PCC replies: Good news! We do sell a buffered vitamin C tablet that doesn’t contain gelatin. The capsule is made with cellulose instead. It’s also our PCC brand. Next time you’re at the store, just ask and a staff member will be glad to help you find it.
Tofu in the deli
Do you make the tofu in your deli from raw soybeans? If not, I’d like to know more about where you get the processed soy. I understand a number of manufacturers process soy with the aid of hexane, a very toxic substance. Thank you.
— Patrick Kent
PCC replies: We use Island Spring organic tofu, locally made on Vashon Island. Organic standards prohibit the use of hexane and other solvents. For more information about Island Spring tofu, visit islandspring.com.
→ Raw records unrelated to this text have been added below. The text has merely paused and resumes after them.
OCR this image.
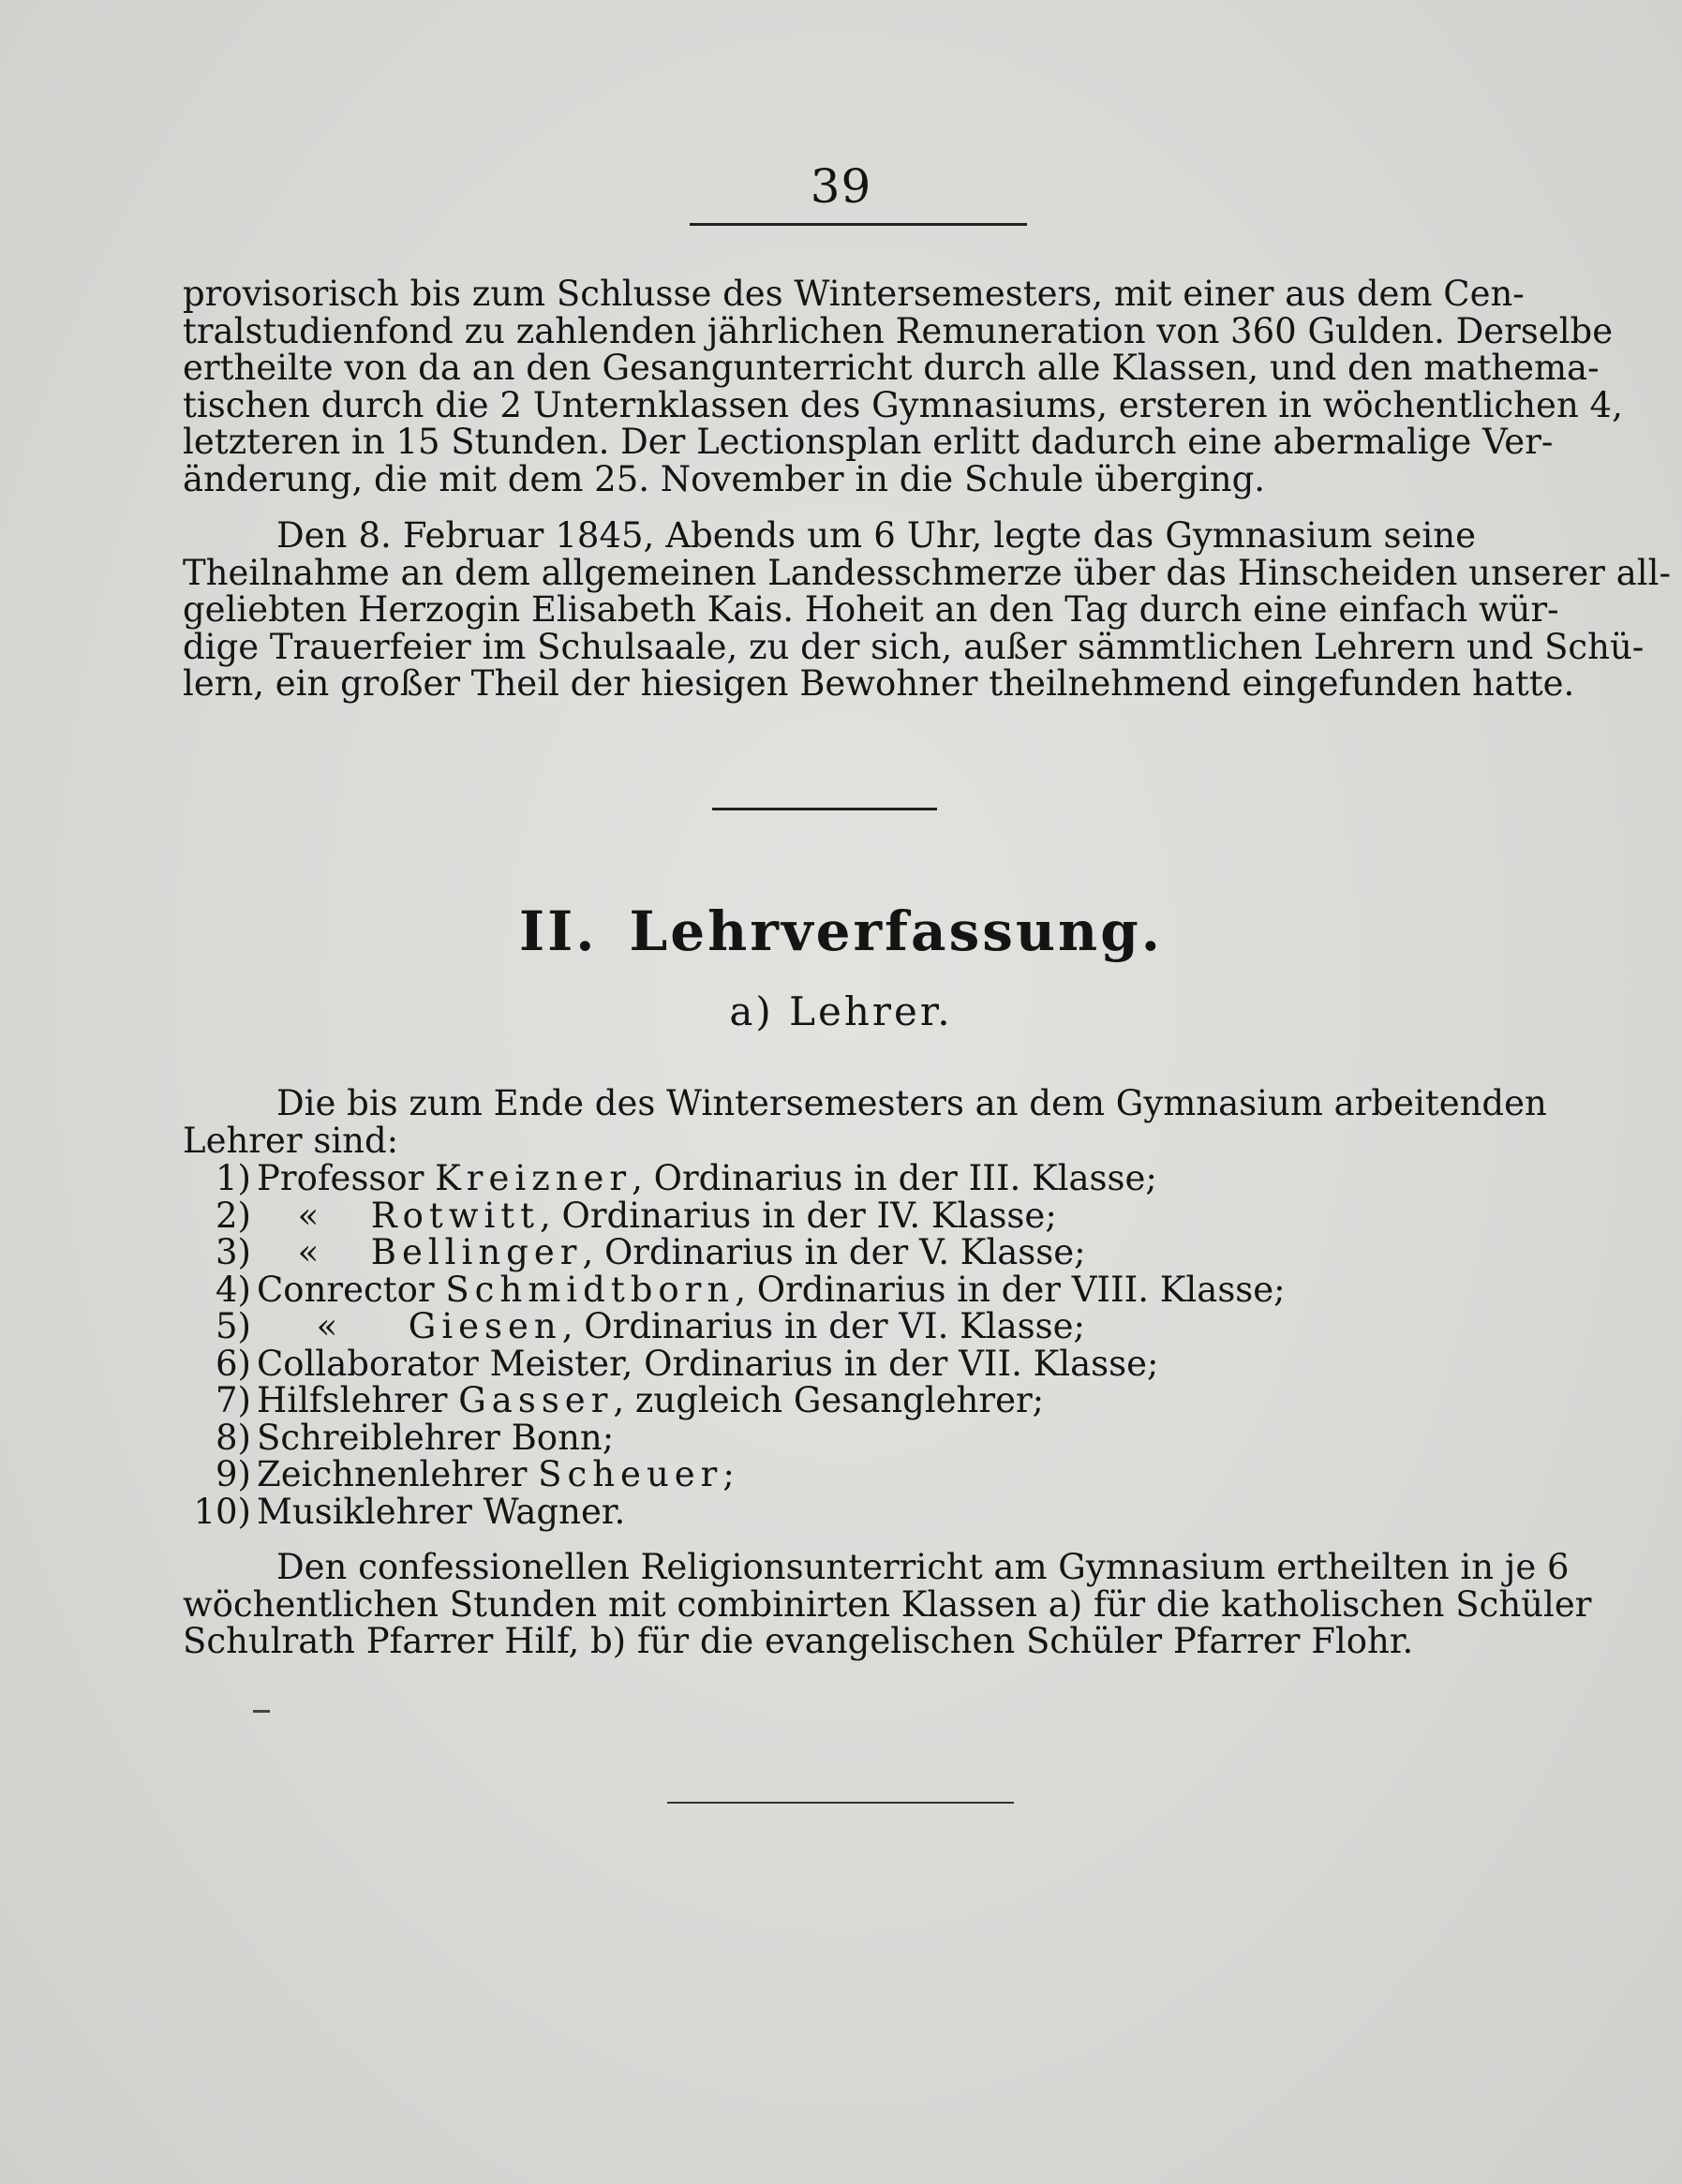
39

provisorisch bis zum Schlusse des Wintersemesters, mit einer aus dem Cen-
tralstudienfond zu zahlenden jährlichen Remuneration von 360 Gulden. Derselbe
ertheilte von da an den Gesangunterricht durch alle Klassen, und den mathema-
tischen durch die 2 Unternklassen des Gymnasiums, ersteren in wöchentlichen 4,
letzteren in 15 Stunden. Der Lectionsplan erlitt dadurch eine abermalige Ver-
änderung, die mit dem 25. November in die Schule überging.

Den 8. Februar 1845, Abends um 6 Uhr, legte das Gymnasium seine
Theilnahme an dem allgemeinen Landesschmerze über das Hinscheiden unserer all-
geliebten Herzogin Elisabeth Kais. Hoheit an den Tag durch eine einfach wür-
dige Trauerfeier im Schulsaale, zu der sich, außer sämmtlichen Lehrern und Schü-
lern, ein großer Theil der hiesigen Bewohner theilnehmend eingefunden hatte.

II. Lehrverfassung.
a) Lehrer.

Die bis zum Ende des Wintersemesters an dem Gymnasium arbeitenden
Lehrer sind:

1) Professor Kreizner, Ordinarius in der III. Klasse;
2) « Rotwitt, Ordinarius in der IV. Klasse;
3) « Bellinger, Ordinarius in der V. Klasse;
4) Conrector Schmidtborn, Ordinarius in der VIII. Klasse;
5) « Giesen, Ordinarius in der VI. Klasse;
6) Collaborator Meister, Ordinarius in der VII. Klasse;
7) Hilfslehrer Gasser, zugleich Gesanglehrer;
8) Schreiblehrer Bonn;
9) Zeichnenlehrer Scheuer;
10) Musiklehrer Wagner.

Den confessionellen Religionsunterricht am Gymnasium ertheilten in je 6
wöchentlichen Stunden mit combinirten Klassen a) für die katholischen Schüler
Schulrath Pfarrer Hilf, b) für die evangelischen Schüler Pfarrer Flohr.
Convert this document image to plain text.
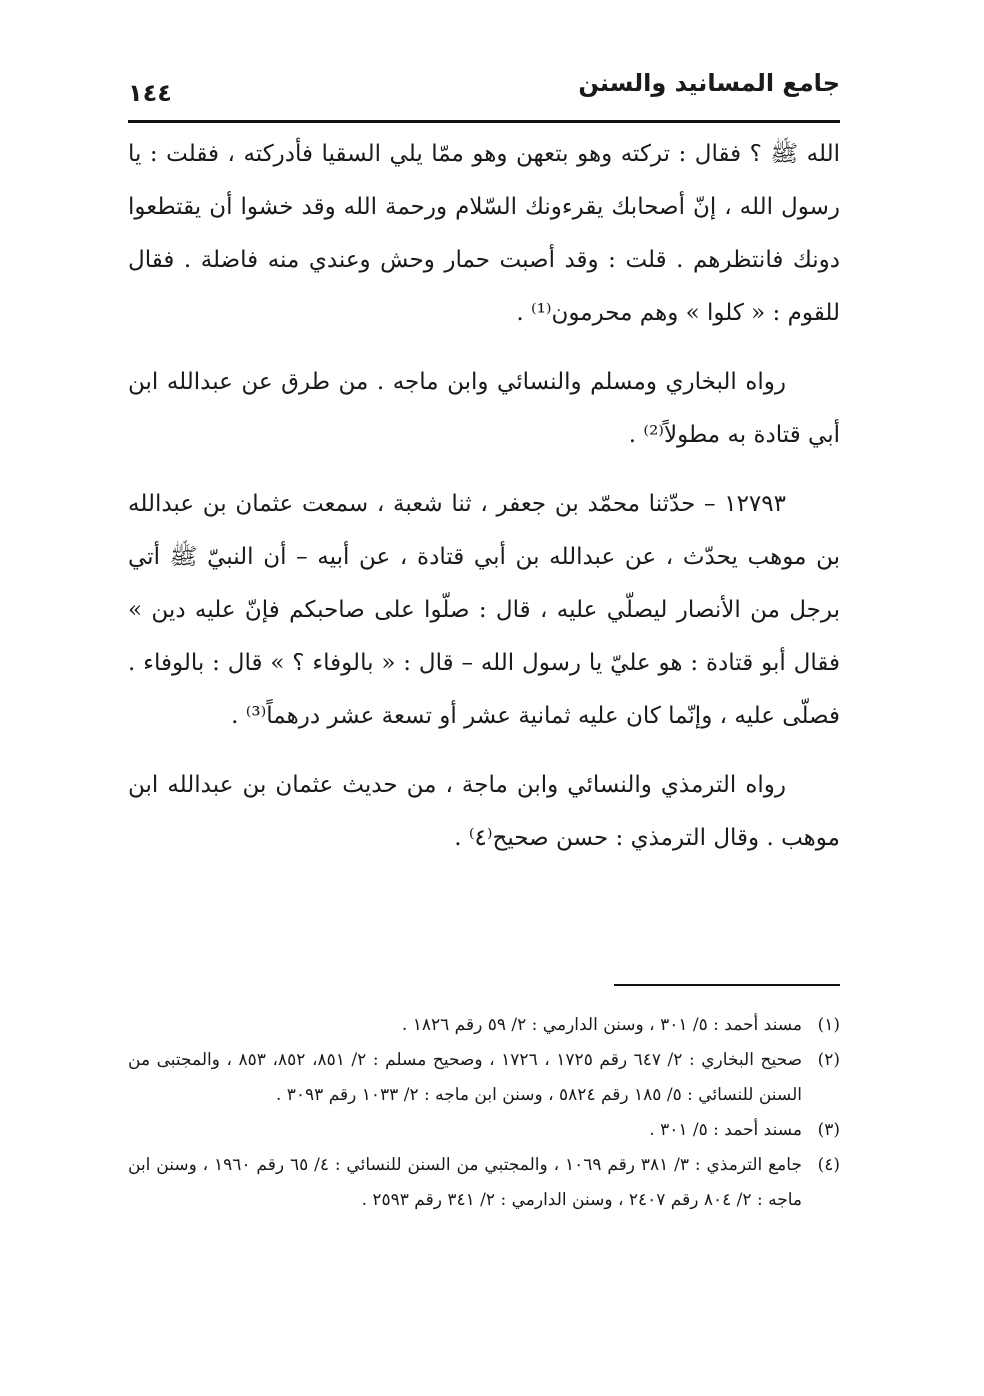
جامع المسانيد والسنن
١٤٤

الله ﷺ ؟ فقال : تركته وهو بتعهن وهو ممّا يلي السقيا فأدركته ، فقلت : يا رسول الله ، إنّ أصحابك يقرءونك السّلام ورحمة الله وقد خشوا أن يقتطعوا دونك فانتظرهم . قلت : وقد أصبت حمار وحش وعندي منه فاضلة . فقال للقوم : « كلوا » وهم محرمون⁽¹⁾ .

رواه البخاري ومسلم والنسائي وابن ماجه . من طرق عن عبدالله ابن أبي قتادة به مطولاً⁽²⁾ .

١٢٧٩٣ – حدّثنا محمّد بن جعفر ، ثنا شعبة ، سمعت عثمان بن عبدالله بن موهب يحدّث ، عن عبدالله بن أبي قتادة ، عن أبيه – أن النبيّ ﷺ أتي برجل من الأنصار ليصلّي عليه ، قال : صلّوا على صاحبكم فإنّ عليه دين » فقال أبو قتادة : هو عليّ يا رسول الله – قال : « بالوفاء ؟ » قال : بالوفاء . فصلّى عليه ، وإنّما كان عليه ثمانية عشر أو تسعة عشر درهماً⁽³⁾ .

رواه الترمذي والنسائي وابن ماجة ، من حديث عثمان بن عبدالله ابن موهب . وقال الترمذي : حسن صحيح⁽٤⁾ .

(١)مسند أحمد : ٥/ ٣٠١ ، وسنن الدارمي : ٢/ ٥٩ رقم ١٨٢٦ .

(٢)صحيح البخاري : ٢/ ٦٤٧ رقم ١٧٢٥ ، ١٧٢٦ ، وصحيح مسلم : ٢/ ٨٥١، ٨٥٢، ٨٥٣ ، والمجتبى من السنن للنسائي : ٥/ ١٨٥ رقم ٥٨٢٤ ، وسنن ابن ماجه : ٢/ ١٠٣٣ رقم ٣٠٩٣ .

(٣)مسند أحمد : ٥/ ٣٠١ .

(٤)جامع الترمذي : ٣/ ٣٨١ رقم ١٠٦٩ ، والمجتبي من السنن للنسائي : ٤/ ٦٥ رقم ١٩٦٠ ، وسنن ابن ماجه : ٢/ ٨٠٤ رقم ٢٤٠٧ ، وسنن الدارمي : ٢/ ٣٤١ رقم ٢٥٩٣ .
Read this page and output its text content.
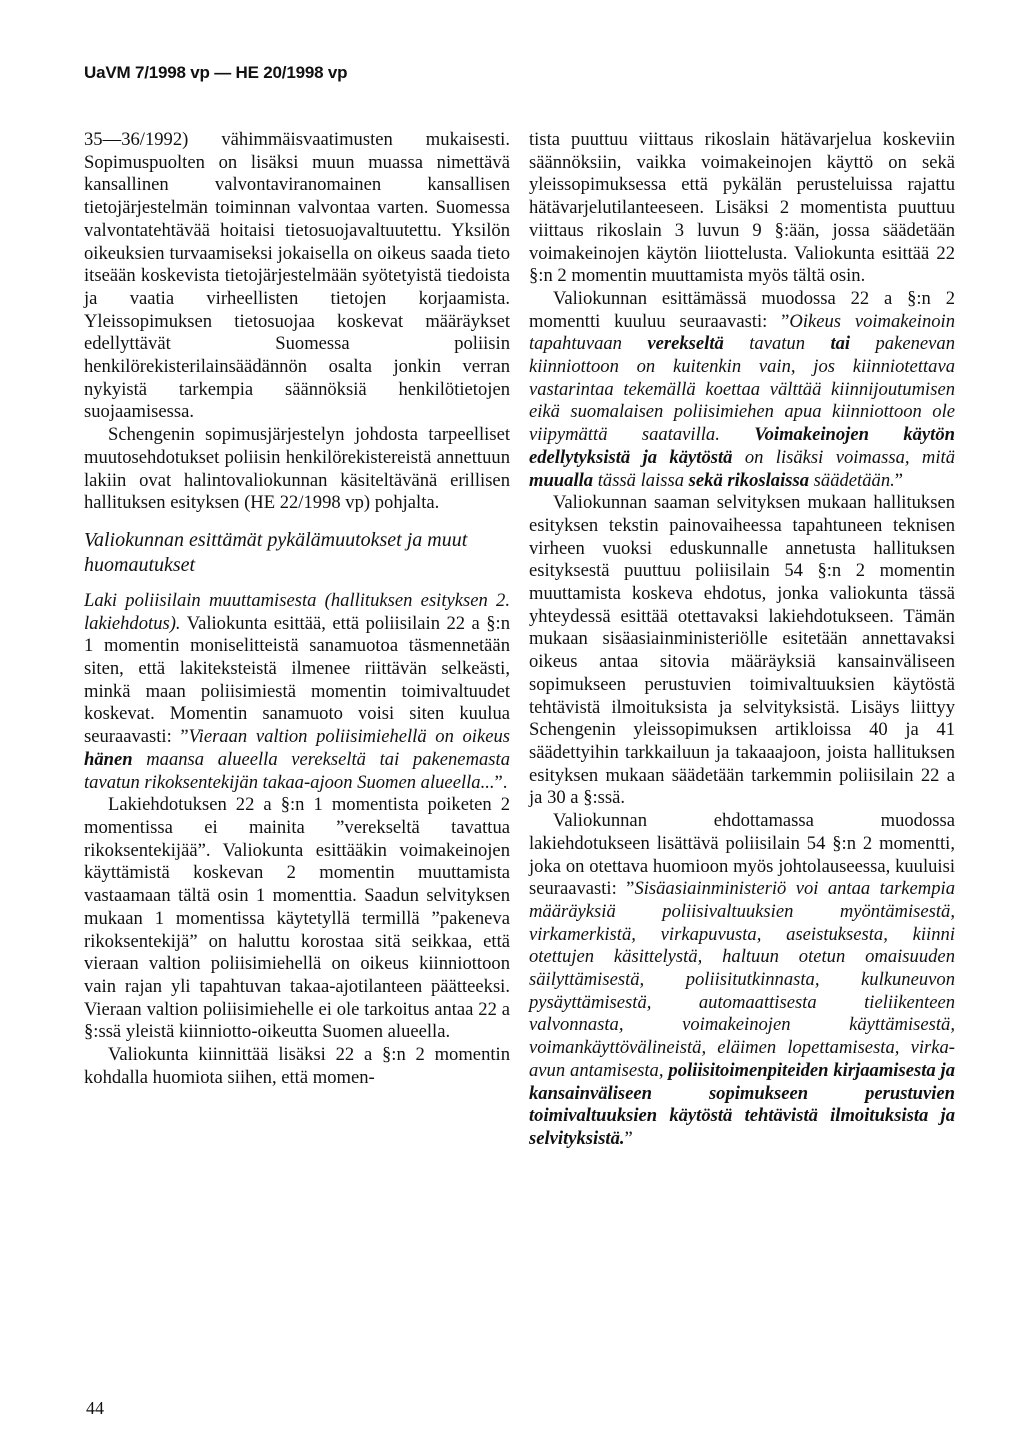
UaVM 7/1998 vp — HE 20/1998 vp

35—36/1992) vähimmäisvaatimusten mukaisesti. Sopimuspuolten on lisäksi muun muassa nimettävä kansallinen valvontaviranomainen kansallisen tietojärjestelmän toiminnan valvontaa varten. Suomessa valvontatehtävää hoitaisi tietosuojavaltuutettu. Yksilön oikeuksien turvaamiseksi jokaisella on oikeus saada tieto itseään koskevista tietojärjestelmään syötetyistä tiedoista ja vaatia virheellisten tietojen korjaamista. Yleissopimuksen tietosuojaa koskevat määräykset edellyttävät Suomessa poliisin henkilörekisterilainsäädännön osalta jonkin verran nykyistä tarkempia säännöksiä henkilötietojen suojaamisessa.

Schengenin sopimusjärjestelyn johdosta tarpeelliset muutosehdotukset poliisin henkilörekistereistä annettuun lakiin ovat halintovaliokunnan käsiteltävänä erillisen hallituksen esityksen (HE 22/1998 vp) pohjalta.

Valiokunnan esittämät pykälämuutokset ja muut huomautukset

Laki poliisilain muuttamisesta (hallituksen esityksen 2. lakiehdotus). Valiokunta esittää, että poliisilain 22 a §:n 1 momentin moniselitteistä sanamuotoa täsmennetään siten, että lakiteksteistä ilmenee riittävän selkeästi, minkä maan poliisimiestä momentin toimivaltuudet koskevat. Momentin sanamuoto voisi siten kuulua seuraavasti: ”Vieraan valtion poliisimiehellä on oikeus hänen maansa alueella verekseltä tai pakenemasta tavatun rikoksentekijän takaa-ajoon Suomen alueella...”.

Lakiehdotuksen 22 a §:n 1 momentista poiketen 2 momentissa ei mainita ”verekseltä tavattua rikoksentekijää”. Valiokunta esittääkin voimakeinojen käyttämistä koskevan 2 momentin muuttamista vastaamaan tältä osin 1 momenttia. Saadun selvityksen mukaan 1 momentissa käytetyllä termillä ”pakeneva rikoksentekijä” on haluttu korostaa sitä seikkaa, että vieraan valtion poliisimiehellä on oikeus kiinniottoon vain rajan yli tapahtuvan takaa-ajotilanteen päätteeksi. Vieraan valtion poliisimiehelle ei ole tarkoitus antaa 22 a §:ssä yleistä kiinniotto-oikeutta Suomen alueella.

Valiokunta kiinnittää lisäksi 22 a §:n 2 momentin kohdalla huomiota siihen, että momen-

tista puuttuu viittaus rikoslain hätävarjelua koskeviin säännöksiin, vaikka voimakeinojen käyttö on sekä yleissopimuksessa että pykälän perusteluissa rajattu hätävarjelutilanteeseen. Lisäksi 2 momentista puuttuu viittaus rikoslain 3 luvun 9 §:ään, jossa säädetään voimakeinojen käytön liiottelusta. Valiokunta esittää 22 §:n 2 momentin muuttamista myös tältä osin.

Valiokunnan esittämässä muodossa 22 a §:n 2 momentti kuuluu seuraavasti: ”Oikeus voimakeinoin tapahtuvaan verekseltä tavatun tai pakenevan kiinniottoon on kuitenkin vain, jos kiinniotettava vastarintaa tekemällä koettaa välttää kiinnijoutumisen eikä suomalaisen poliisimiehen apua kiinniottoon ole viipymättä saatavilla. Voimakeinojen käytön edellytyksistä ja käytöstä on lisäksi voimassa, mitä muualla tässä laissa sekä rikoslaissa säädetään.”

Valiokunnan saaman selvityksen mukaan hallituksen esityksen tekstin painovaiheessa tapahtuneen teknisen virheen vuoksi eduskunnalle annetusta hallituksen esityksestä puuttuu poliisilain 54 §:n 2 momentin muuttamista koskeva ehdotus, jonka valiokunta tässä yhteydessä esittää otettavaksi lakiehdotukseen. Tämän mukaan sisäasiainministeriölle esitetään annettavaksi oikeus antaa sitovia määräyksiä kansainväliseen sopimukseen perustuvien toimivaltuuksien käytöstä tehtävistä ilmoituksista ja selvityksistä. Lisäys liittyy Schengenin yleissopimuksen artikloissa 40 ja 41 säädettyihin tarkkailuun ja takaaajoon, joista hallituksen esityksen mukaan säädetään tarkemmin poliisilain 22 a ja 30 a §:ssä.

Valiokunnan ehdottamassa muodossa lakiehdotukseen lisättävä poliisilain 54 §:n 2 momentti, joka on otettava huomioon myös johtolauseessa, kuuluisi seuraavasti: ”Sisäasiainministeriö voi antaa tarkempia määräyksiä poliisivaltuuksien myöntämisestä, virkamerkistä, virkapuvusta, aseistuksesta, kiinni otettujen käsittelystä, haltuun otetun omaisuuden säilyttämisestä, poliisitutkinnasta, kulkuneuvon pysäyttämisestä, automaattisesta tieliikenteen valvonnasta, voimakeinojen käyttämisestä, voimankäyttövälineistä, eläimen lopettamisesta, virka-avun antamisesta, poliisitoimenpiteiden kirjaamisesta ja kansainväliseen sopimukseen perustuvien toimivaltuuksien käytöstä tehtävistä ilmoituksista ja selvityksistä.”

44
What qualifies as dark chocolate?
I’m looking for guidelines to help pick good-quality dark chocolate. Apparently, the FDA has not established any standard of identity or labeling regulations.
I’m seeing a lot of candy manufacturers use the term “dark” to sell low-quality products. Do you have any tips for correcting this misconception?
PCC replies: We agree; the lack of regulation can be misleading. We’ve seen bars with as little as 33 percent cocoa labeled “dark.”
While there’s no official definition of dark chocolate, PCC’s nutrition educators advise shoppers to look for chocolate with a minimum of 70 percent cacao because it curbs the amount of sugar and allows for more antioxidants and other good nutrients.
Not all brands list the percentage of cacao in each bar, so another way to decide on a bar is to compare the ratio of fiber to sugar on the label. As the percentage of cocoa increases, the grams of fiber per serving increase, while the grams of sugar decrease. For example, a bar at PCC that has 34 percent cacao has 1 gram fiber and 19 grams sugar, a ratio of 1:19. A bar with 85 percent cacao has 5 grams fiber and 5 grams sugar, for a ratio of 1:1. Look for chocolates with a ratio of fiber to sugar of less than 1:3, the ratio for most bars with 70 percent cocoa.
Of course, the cacao content doesn’t necessarily relate to the quality of the chocolate. For quality markers, look for bars that say “single origin,” or that list the types of cacao beans, and are organic or fair trade. These label claims indicate the producer likely cares about making high-quality, unique chocolate.
Silicone storage bags
I was given three Stasher platinum silicone storage bags. How safe are they to use as sandwich bags and then wash in the dishwasher? Also, they’re advertised as safe to use in freezing and cooking. Your thoughts?
— name withheld upon request
PCC replies: We recently reached out to Toxic-Free Future with this question. They said, “we are concerned about the use of silicone cookware because it has been found to contain D4, which is a chemical used in the production of silicone polymers. It has been classified as a hormone disruptor by the European Union.”
Silicone is still a fairly new material, and there hasn’t been much research into its safety, especially when used with food. In 1979 the FDA determined that silicon dioxides — the basic elements in silicone cookware — were generally recognized as safe in food-grade contexts. But the first silicone cookware (spatulas) didn’t show up on store shelves until a decade later, and the FDA hasn’t conducted any follow-up studies to determine whether silicone leaches out of cookware.